1hp is a 746 watt motor? Doesn't the efficiency of each motor make it vary?

Definition of 746 watts is equal to 1 HP (Horse Power).

Somebody measured an English horse to come up with that comparison.

Maybe if you improve the efficiency you could get a better number ;-o


It would be nice if he was using a normal generator, then you could just look up the efficiency.

He want to know the efficiency of a 500 watt motor when used as a dynamo.

Impossible to tell without doing the experiments.

We know it would be less then 78%

re Google : best 500 watt electric motor efficiency


Sure, but I don't see what motor or its efficiency in the question.

-max-1 year ago

Little hobby motors can produce a little bit of power, maybe a few watts when you rotate the shaft. How much power is generated depends on a number of things.


1) To add to what Steve mentioned, if the motor/generator is not connected to a load, or if the windings are shorted, then you are not going to generate any power.


2) Like others mentioned, If the 500W motor is a nominal efficiency of 80%, then the mechanical output power under an optimal load is going to be about 400W. If you input 400W of mechanical energy, then the output will be about 320W.


3) The coils inside the generator will generate a voltage that is proportional to how fast you are turning the rotor. The faster you rotate the rotor, the more EMF is generated. However because of the internal resistance, this voltage will be less due to ohmic losses.

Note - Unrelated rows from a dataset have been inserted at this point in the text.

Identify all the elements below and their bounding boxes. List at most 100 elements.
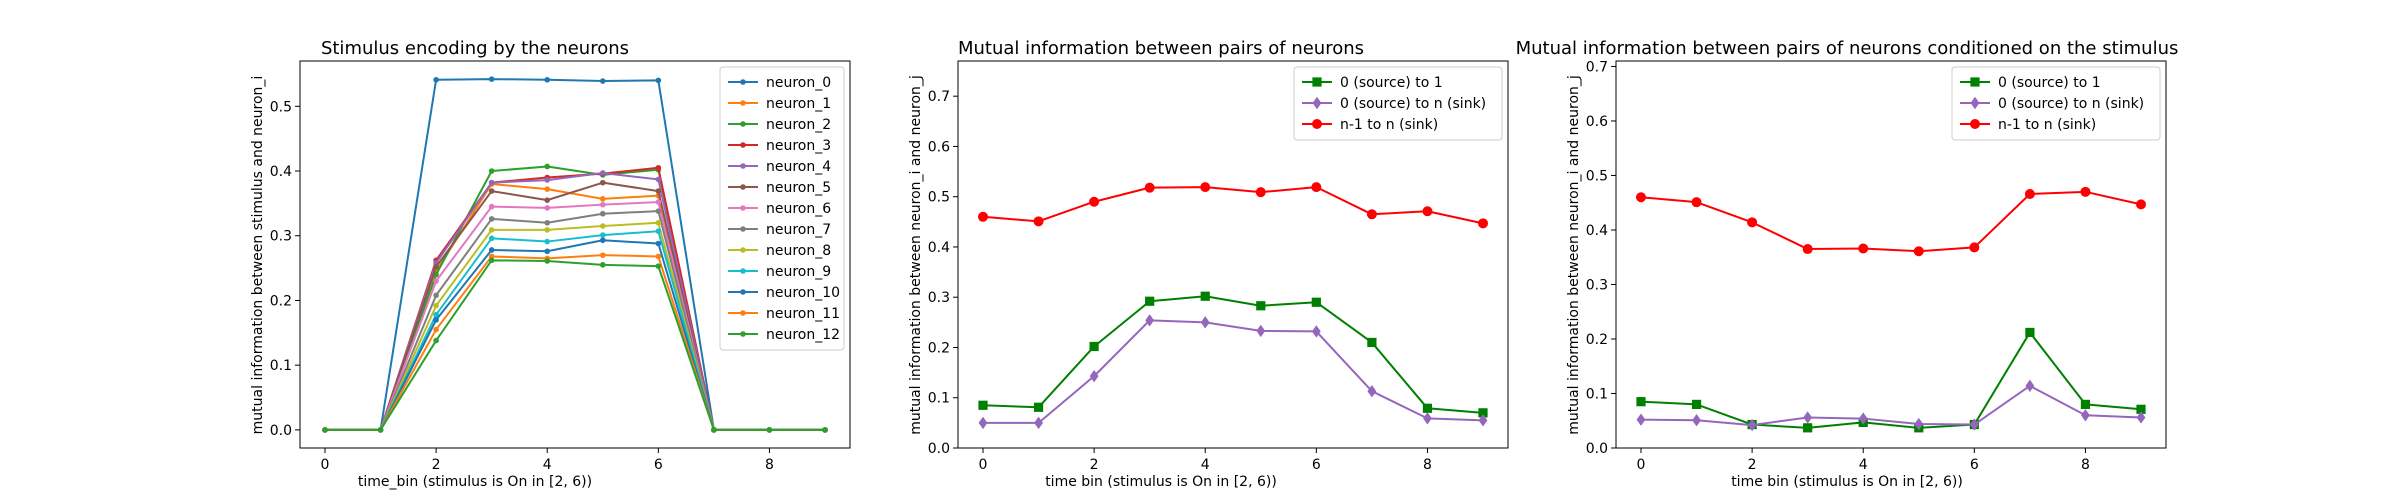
chart-title: Mutual information between pairs of neur… <box>1516 38 2179 59</box>
data-point <box>655 228 662 235</box>
legend-marker <box>740 268 746 274</box>
y-tick-label: 0.1 <box>270 358 292 374</box>
x-tick-label: 8 <box>2081 457 2090 473</box>
data-point <box>1311 182 1322 193</box>
data-point <box>1256 324 1266 338</box>
series-line <box>1640 384 2142 427</box>
legend-box <box>719 66 845 351</box>
legend-entry-0-source-to-n-sink: 0 (source) to n (sink) <box>1960 96 2144 112</box>
legend-entry-n-1-to-n-sink: n-1 to n (sink) <box>1302 117 1438 133</box>
legend-label: neuron_2 <box>766 117 831 133</box>
axes-frame <box>957 60 1509 449</box>
series-neuron-12 <box>322 257 828 433</box>
data-point <box>1422 206 1433 217</box>
legend-entry-0-source-to-1: 0 (source) to 1 <box>1960 75 2101 91</box>
data-point <box>1478 218 1488 229</box>
legend-entry-neuron-11: neuron_11 <box>728 306 840 322</box>
legend-label: neuron_5 <box>766 180 831 196</box>
data-point <box>1747 418 1757 432</box>
data-point <box>1200 316 1210 329</box>
chart-panel-stimulus-encoding: Stimulus encoding by the neurons time_bi… <box>250 38 851 490</box>
series-0-source-to-1 <box>1636 327 2146 433</box>
data-point <box>822 427 828 433</box>
data-point <box>599 170 606 176</box>
data-point <box>1033 216 1044 227</box>
plot-area: 0 2 4 6 8 0.0 0.1 0.2 0.3 0.4 0.5 0.6 0.7 0 (source) … <box>1586 59 2167 473</box>
series-line <box>983 319 1484 424</box>
y-axis-label: mutual information between neuron_i and … <box>1566 75 1582 435</box>
data-point <box>1200 291 1210 301</box>
y-tick-label: 0.2 <box>928 340 950 356</box>
series-line <box>325 259 825 431</box>
data-point <box>1145 314 1155 327</box>
legend-entry-neuron-8: neuron_8 <box>728 243 831 259</box>
y-tick-label: 0.7 <box>1586 59 1608 75</box>
legend-marker <box>740 184 746 190</box>
data-point <box>599 210 606 217</box>
legend-marker <box>740 331 746 337</box>
data-point <box>1422 403 1433 413</box>
data-point <box>1691 197 1702 208</box>
legend-entry-neuron-2: neuron_2 <box>728 117 831 133</box>
data-point <box>544 177 551 183</box>
data-point <box>1423 412 1432 425</box>
data-point <box>1803 423 1813 433</box>
data-point <box>1692 414 1701 427</box>
x-tick-label: 4 <box>1859 457 1868 473</box>
legend-entry-neuron-6: neuron_6 <box>728 201 831 217</box>
data-point <box>1145 296 1155 306</box>
data-point <box>433 337 439 344</box>
legend-entry-neuron-3: neuron_3 <box>728 138 831 154</box>
x-axis-label: time bin (stimulus is On in [2, 6)) <box>1731 474 1963 490</box>
y-tick-label: 0.3 <box>1586 277 1608 293</box>
series-0-source-to-n-sink <box>1636 379 2146 432</box>
data-point <box>2136 199 2146 210</box>
data-point <box>544 258 551 264</box>
x-tick-label: 6 <box>654 457 663 473</box>
axes-frame <box>299 60 851 449</box>
series-line <box>1640 190 2142 253</box>
data-point <box>377 427 384 433</box>
legend-box <box>1951 66 2161 141</box>
data-point <box>1803 411 1813 424</box>
y-tick-label: 0.4 <box>928 240 950 256</box>
legend-label: neuron_9 <box>766 264 831 280</box>
data-point <box>1913 246 1924 257</box>
data-point <box>1691 399 1702 409</box>
data-point <box>2136 411 2146 424</box>
data-point <box>1256 301 1266 311</box>
series-0-source-to-1 <box>978 291 1488 418</box>
x-axis-label: time_bin (stimulus is On in [2, 6)) <box>358 474 592 490</box>
legend-marker <box>1312 119 1322 129</box>
data-point <box>2081 409 2090 422</box>
data-point <box>599 179 606 186</box>
data-point <box>1311 325 1321 338</box>
y-tick-label: 0.6 <box>928 139 950 155</box>
data-point <box>2025 379 2035 393</box>
data-point <box>1478 408 1488 418</box>
data-point <box>599 196 606 202</box>
data-point <box>2024 188 2035 199</box>
plot-area: 0 2 4 6 8 0.0 0.1 0.2 0.3 0.4 0.5 neuron_0 neuron_1n… <box>270 60 851 473</box>
legend-label: 0 (source) to n (sink) <box>1340 96 1486 112</box>
data-point <box>1636 397 1646 407</box>
data-point <box>599 252 606 258</box>
legend-label: neuron_7 <box>766 222 831 238</box>
legend-entry-neuron-9: neuron_9 <box>728 264 831 280</box>
data-point <box>1089 196 1100 207</box>
chart-panel-conditional-mi: Mutual information between pairs of neur… <box>1516 38 2179 490</box>
data-point <box>599 223 606 229</box>
data-point <box>1914 417 1924 431</box>
data-point <box>1366 209 1377 220</box>
legend-label: n-1 to n (sink) <box>1340 117 1438 133</box>
x-axis-label: time bin (stimulus is On in [2, 6)) <box>1045 474 1277 490</box>
legend-label: neuron_8 <box>766 243 831 259</box>
data-point <box>488 168 495 174</box>
data-point <box>655 188 662 194</box>
legend-label: neuron_0 <box>766 75 831 91</box>
legend: 0 (source) to 1 0 (source) to n (sink) n-1… <box>1951 66 2161 141</box>
y-tick-label: 0.0 <box>270 423 292 439</box>
data-point <box>978 400 988 410</box>
data-point <box>544 227 551 233</box>
series-line <box>982 295 1484 414</box>
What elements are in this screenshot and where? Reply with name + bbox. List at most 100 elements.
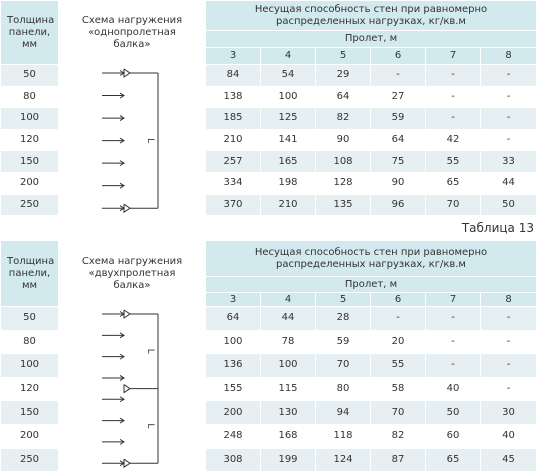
value-cell: 42 <box>426 129 481 151</box>
value-cell: 84 <box>206 65 261 87</box>
value-cell: 80 <box>316 377 371 401</box>
value-cell: 30 <box>481 401 536 425</box>
thickness-cell: 50 <box>1 65 59 87</box>
span-cell: 5 <box>316 48 371 65</box>
thickness-cell: 120 <box>1 129 59 151</box>
value-cell: 136 <box>206 354 261 378</box>
span-cell: 4 <box>261 48 316 65</box>
value-cell: 168 <box>261 424 316 448</box>
value-cell: 27 <box>371 86 426 108</box>
value-cell: 44 <box>261 307 316 331</box>
value-cell: - <box>481 330 536 354</box>
span-cell: 5 <box>316 293 371 307</box>
value-cell: 124 <box>316 448 371 472</box>
value-cell: 90 <box>371 172 426 194</box>
value-cell: 82 <box>316 108 371 130</box>
value-cell: - <box>426 65 481 87</box>
value-cell: 59 <box>371 108 426 130</box>
value-cell: 82 <box>371 424 426 448</box>
value-cell: 54 <box>261 65 316 87</box>
value-cell: 50 <box>481 194 536 216</box>
header-cell: Толщина панели, мм <box>1 1 59 65</box>
scheme-cell <box>59 307 206 472</box>
thickness-cell: 250 <box>1 194 59 216</box>
header-cell: Схема нагружения «однопролетная балка» <box>59 1 206 65</box>
value-cell: 210 <box>261 194 316 216</box>
header-cell: Пролет, м <box>206 31 536 48</box>
value-cell: - <box>481 307 536 331</box>
thickness-cell: 120 <box>1 377 59 401</box>
header-cell: Пролет, м <box>206 277 536 293</box>
header-cell: Несущая способность стен при равномерно … <box>206 1 536 31</box>
span-cell: 8 <box>481 48 536 65</box>
thickness-cell: 250 <box>1 448 59 472</box>
span-cell: 3 <box>206 48 261 65</box>
value-cell: 64 <box>316 86 371 108</box>
value-cell: 70 <box>426 194 481 216</box>
value-cell: - <box>481 108 536 130</box>
value-cell: 125 <box>261 108 316 130</box>
value-cell: - <box>426 86 481 108</box>
header-cell: Несущая способность стен при равномерно … <box>206 241 536 277</box>
value-cell: 58 <box>371 377 426 401</box>
value-cell: 28 <box>316 307 371 331</box>
value-cell: 65 <box>426 448 481 472</box>
value-cell: 185 <box>206 108 261 130</box>
value-cell: - <box>426 330 481 354</box>
value-cell: 64 <box>371 129 426 151</box>
value-cell: 45 <box>481 448 536 472</box>
value-cell: - <box>481 377 536 401</box>
value-cell: 308 <box>206 448 261 472</box>
thickness-cell: 80 <box>1 86 59 108</box>
thickness-cell: 150 <box>1 151 59 173</box>
value-cell: 70 <box>316 354 371 378</box>
value-cell: 108 <box>316 151 371 173</box>
value-cell: 44 <box>481 172 536 194</box>
value-cell: 118 <box>316 424 371 448</box>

4) With no load on the generator, the rotor should turn relatively freely. The EMF is still generated but it is supplying no current. Once you attach a load to the generator expect it to get harder to rotate the rotor, as more torque is required to maintain speed. If the windings on the motor are dead shorted, it should become very stiff and hard to turn the shaft. This is the basis for electric regenerative braking in cars. Except that we use energy storing devices to load the generator down so that we can turn some of that kinetic energy of a moving car back into electricity stored in something like a capacitor or battery.


Power is always going to be derived either from the product of voltage and current, or from torque and rotational speed.

No power is generated by a motor JUST by turning it, it has to be connected to a load. Dynamos are not as efficient as alternators. Cars are all fitted with alternators.

The motor needs 500W to run with nominal load at full speed.
If the motor is suited to be used as a generator and you would reach the nominal speed you would get about 400W on power out that you can use - if you keep the speed up.
A dynamo is usually for voltages between 6 and 12V and provides just enough to power some standard light bulbs on your bike.
So you might want to use a smaller motor ;)

Kiteman1 year ago

It depends how fast you can turn it.